Desarmada y sola delante de un tipo que había sido acusado de tráfico de órganos.
—Bien. —Dijo fingiendo un aplomo que estaba lejos de sentir— Entonces no hagamos esperar mucho a Orochimaru-sama.
Caminaron por una vereda de piedra rodeada de árboles y flores. Era como una caminata por algún parque muy bien cuidado, pero estaba vacío. Tan sólo se escuchaban los discretos cantos de algunas aves aquí y allá.
—Que silencio hay aquí. —Dijo Anko, sin hablarle a nadie en especial.
—Es hora de la escuela. —Contestó Kabuto— Tenemos un horario estricto en este lugar. Después de todo… No es un centro recreativo.
Anko levantó la vista y vio que al final de la vereda se alzaba un edificio de muros grises, sobrio y austero, que contrastaba mucho con el alegre entorno. Más parecido a un reclusorio que a un albergue.
Al entrar al edificio no pudo evitar un escalofrío. El lugar estaba inusualmente helado, como si hubiesen entrado a una hielera o algo parecido. Los pasillos pintados de gris exactamente iguales, se extendían en todas direcciones como las entrañas de una serpiente muerta. Anko estaba temblando, no sólo por el frío que había en el lugar, sino porque también podía sentir la presencia de él, cerniéndose a su alrededor, como una aura maligna.

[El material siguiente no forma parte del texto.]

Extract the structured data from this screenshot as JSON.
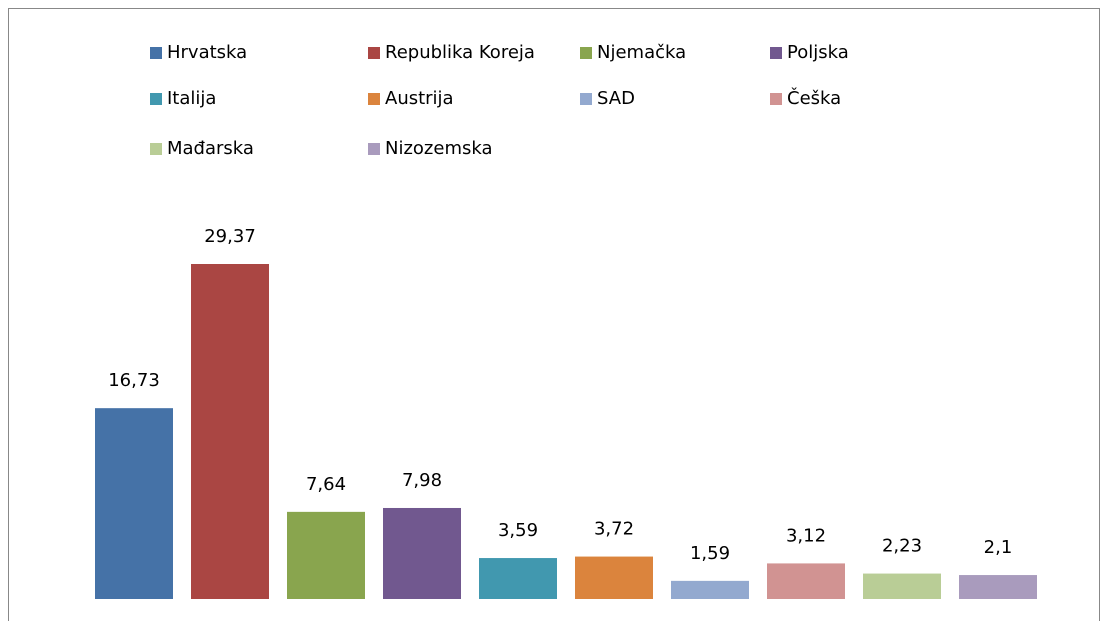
{
  "chart_data": {
    "type": "bar",
    "series": [
      {
        "name": "Hrvatska",
        "color": "#4572a7",
        "values": [
          16.73
        ],
        "value_labels": [
          "16,73"
        ]
      },
      {
        "name": "Republika Koreja",
        "color": "#aa4643",
        "values": [
          29.37
        ],
        "value_labels": [
          "29,37"
        ]
      },
      {
        "name": "Njemačka",
        "color": "#89a54e",
        "values": [
          7.64
        ],
        "value_labels": [
          "7,64"
        ]
      },
      {
        "name": "Poljska",
        "color": "#71588f",
        "values": [
          7.98
        ],
        "value_labels": [
          "7,98"
        ]
      },
      {
        "name": "Italija",
        "color": "#4198af",
        "values": [
          3.59
        ],
        "value_labels": [
          "3,59"
        ]
      },
      {
        "name": "Austrija",
        "color": "#db843d",
        "values": [
          3.72
        ],
        "value_labels": [
          "3,72"
        ]
      },
      {
        "name": "SAD",
        "color": "#93a9cf",
        "values": [
          1.59
        ],
        "value_labels": [
          "1,59"
        ]
      },
      {
        "name": "Češka",
        "color": "#d19392",
        "values": [
          3.12
        ],
        "value_labels": [
          "3,12"
        ]
      },
      {
        "name": "Mađarska",
        "color": "#b9cd96",
        "values": [
          2.23
        ],
        "value_labels": [
          "2,23"
        ]
      },
      {
        "name": "Nizozemska",
        "color": "#a99bbd",
        "values": [
          2.1
        ],
        "value_labels": [
          "2,1"
        ]
      }
    ]
  }
}
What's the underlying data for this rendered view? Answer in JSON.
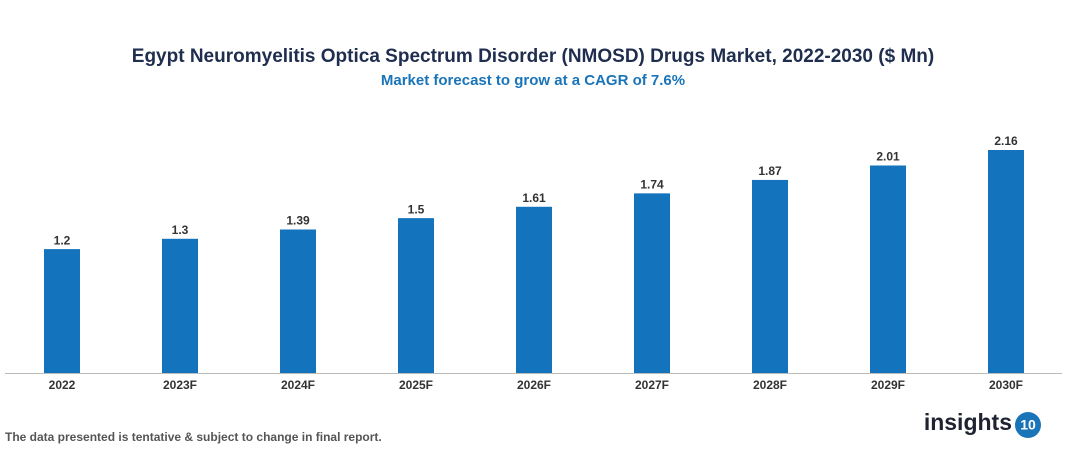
{
  "chart_data": {
    "type": "bar",
    "title": "Egypt Neuromyelitis Optica Spectrum Disorder (NMOSD) Drugs Market, 2022-2030 ($ Mn)",
    "subtitle": "Market forecast to grow at a CAGR of 7.6%",
    "categories": [
      "2022",
      "2023F",
      "2024F",
      "2025F",
      "2026F",
      "2027F",
      "2028F",
      "2029F",
      "2030F"
    ],
    "values": [
      1.2,
      1.3,
      1.39,
      1.5,
      1.61,
      1.74,
      1.87,
      2.01,
      2.16
    ],
    "color": "#1373bd"
  },
  "footer": {
    "note": "The data presented is tentative & subject to change in final report.",
    "logo_text": "insights",
    "logo_number": "10"
  }
}
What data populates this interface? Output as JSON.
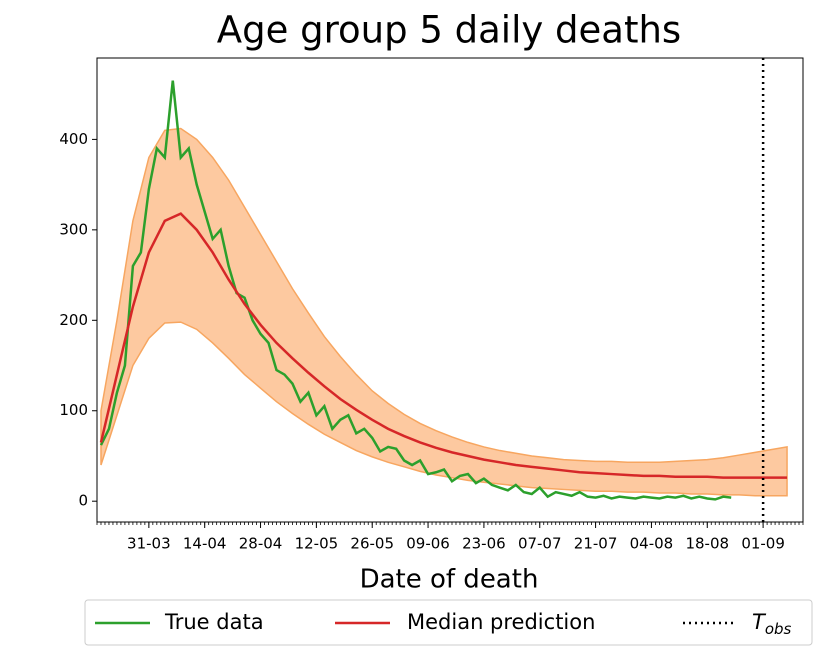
{
  "chart_data": {
    "type": "line",
    "title": "Age group 5 daily deaths",
    "x_label": "Date of death",
    "xlim": [
      "18-03",
      "11-09"
    ],
    "xticks": [
      "31-03",
      "14-04",
      "28-04",
      "12-05",
      "26-05",
      "09-06",
      "23-06",
      "07-07",
      "21-07",
      "04-08",
      "18-08",
      "01-09"
    ],
    "ylim": [
      -23,
      490
    ],
    "yticks": [
      0,
      100,
      200,
      300,
      400
    ],
    "series": [
      {
        "name": "True data",
        "color": "#2ca02c",
        "x": [
          "19-03",
          "21-03",
          "23-03",
          "25-03",
          "27-03",
          "29-03",
          "31-03",
          "02-04",
          "04-04",
          "06-04",
          "08-04",
          "10-04",
          "12-04",
          "14-04",
          "16-04",
          "18-04",
          "20-04",
          "22-04",
          "24-04",
          "26-04",
          "28-04",
          "30-04",
          "02-05",
          "04-05",
          "06-05",
          "08-05",
          "10-05",
          "12-05",
          "14-05",
          "16-05",
          "18-05",
          "20-05",
          "22-05",
          "24-05",
          "26-05",
          "28-05",
          "30-05",
          "01-06",
          "03-06",
          "05-06",
          "07-06",
          "09-06",
          "11-06",
          "13-06",
          "15-06",
          "17-06",
          "19-06",
          "21-06",
          "23-06",
          "25-06",
          "27-06",
          "29-06",
          "01-07",
          "03-07",
          "05-07",
          "07-07",
          "09-07",
          "11-07",
          "13-07",
          "15-07",
          "17-07",
          "19-07",
          "21-07",
          "23-07",
          "25-07",
          "27-07",
          "29-07",
          "31-07",
          "02-08",
          "04-08",
          "06-08",
          "08-08",
          "10-08",
          "12-08",
          "14-08",
          "16-08",
          "18-08",
          "20-08",
          "22-08",
          "24-08"
        ],
        "values": [
          62,
          80,
          120,
          150,
          260,
          275,
          345,
          390,
          380,
          465,
          380,
          390,
          350,
          320,
          290,
          300,
          260,
          230,
          225,
          200,
          185,
          175,
          145,
          140,
          130,
          110,
          120,
          95,
          105,
          80,
          90,
          95,
          75,
          80,
          70,
          55,
          60,
          58,
          45,
          40,
          45,
          30,
          32,
          35,
          22,
          28,
          30,
          20,
          25,
          18,
          15,
          12,
          18,
          10,
          8,
          15,
          5,
          10,
          8,
          6,
          10,
          5,
          4,
          6,
          3,
          5,
          4,
          3,
          5,
          4,
          3,
          5,
          4,
          6,
          3,
          5,
          3,
          2,
          5,
          4
        ]
      },
      {
        "name": "Median prediction",
        "color": "#d62728",
        "x": [
          "19-03",
          "23-03",
          "27-03",
          "31-03",
          "04-04",
          "08-04",
          "12-04",
          "16-04",
          "20-04",
          "24-04",
          "28-04",
          "02-05",
          "06-05",
          "10-05",
          "14-05",
          "18-05",
          "22-05",
          "26-05",
          "30-05",
          "03-06",
          "07-06",
          "11-06",
          "15-06",
          "19-06",
          "23-06",
          "27-06",
          "01-07",
          "05-07",
          "09-07",
          "13-07",
          "17-07",
          "21-07",
          "25-07",
          "29-07",
          "02-08",
          "06-08",
          "10-08",
          "14-08",
          "18-08",
          "22-08",
          "26-08",
          "30-08",
          "03-09",
          "07-09"
        ],
        "values": [
          65,
          140,
          215,
          275,
          310,
          318,
          300,
          275,
          245,
          218,
          195,
          175,
          158,
          142,
          127,
          113,
          101,
          90,
          80,
          72,
          65,
          59,
          54,
          50,
          46,
          43,
          40,
          38,
          36,
          34,
          32,
          31,
          30,
          29,
          28,
          28,
          27,
          27,
          27,
          26,
          26,
          26,
          26,
          26
        ],
        "lower": [
          40,
          95,
          150,
          180,
          197,
          198,
          190,
          175,
          158,
          140,
          125,
          110,
          97,
          85,
          74,
          65,
          56,
          49,
          43,
          38,
          33,
          29,
          26,
          23,
          21,
          19,
          17,
          15,
          14,
          13,
          12,
          11,
          11,
          10,
          10,
          9,
          9,
          8,
          8,
          7,
          7,
          6,
          6,
          6
        ],
        "upper": [
          100,
          200,
          310,
          380,
          410,
          412,
          400,
          380,
          355,
          325,
          295,
          265,
          235,
          208,
          182,
          160,
          140,
          122,
          108,
          96,
          86,
          78,
          71,
          65,
          60,
          56,
          53,
          50,
          48,
          46,
          45,
          44,
          44,
          43,
          43,
          43,
          44,
          45,
          46,
          48,
          51,
          54,
          57,
          60
        ],
        "band_color": "#fdc9a0",
        "band_edge": "#f7a660"
      }
    ],
    "vline": {
      "x": "01-09",
      "name": "T",
      "subscript": "obs",
      "color": "#000000"
    }
  }
}
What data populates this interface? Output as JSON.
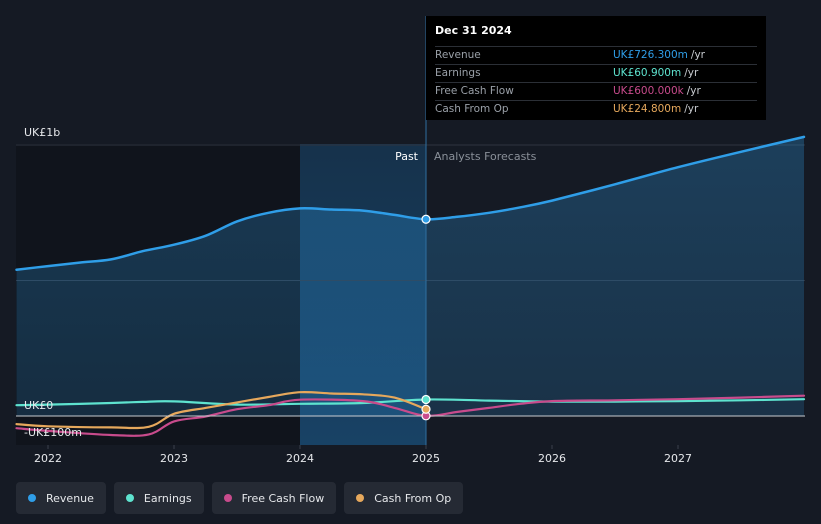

—Él está aquí. —Dijo Kabuto deteniéndose frente a una puerta—Puede pasar, yo traeré un poco de té.
Anko se sorprendió al darse cuenta de que le estaban temblando las manos, era un movimiento que parecía independiente a su voluntad. Haciendo un esfuerzo logró tocar de manera firme.
—Adelante. —Dijo una voz sedosa que le produjo un escalofrío por la espalda.
De alguna manera sus piernas se movieron y entró a la oficina. El interior era lujoso, con un extraño aire exótico. Parecía más bien el despacho de algún representante de estrellas. Las paredes llenas de fotos, artistas, políticos, empresarios… Era como un muestrario de influencias. Pero eso no impresiono tanto a la mujer como la figura que se encontraba recargada en el escritorio de caoba oscura que dominaba la vista.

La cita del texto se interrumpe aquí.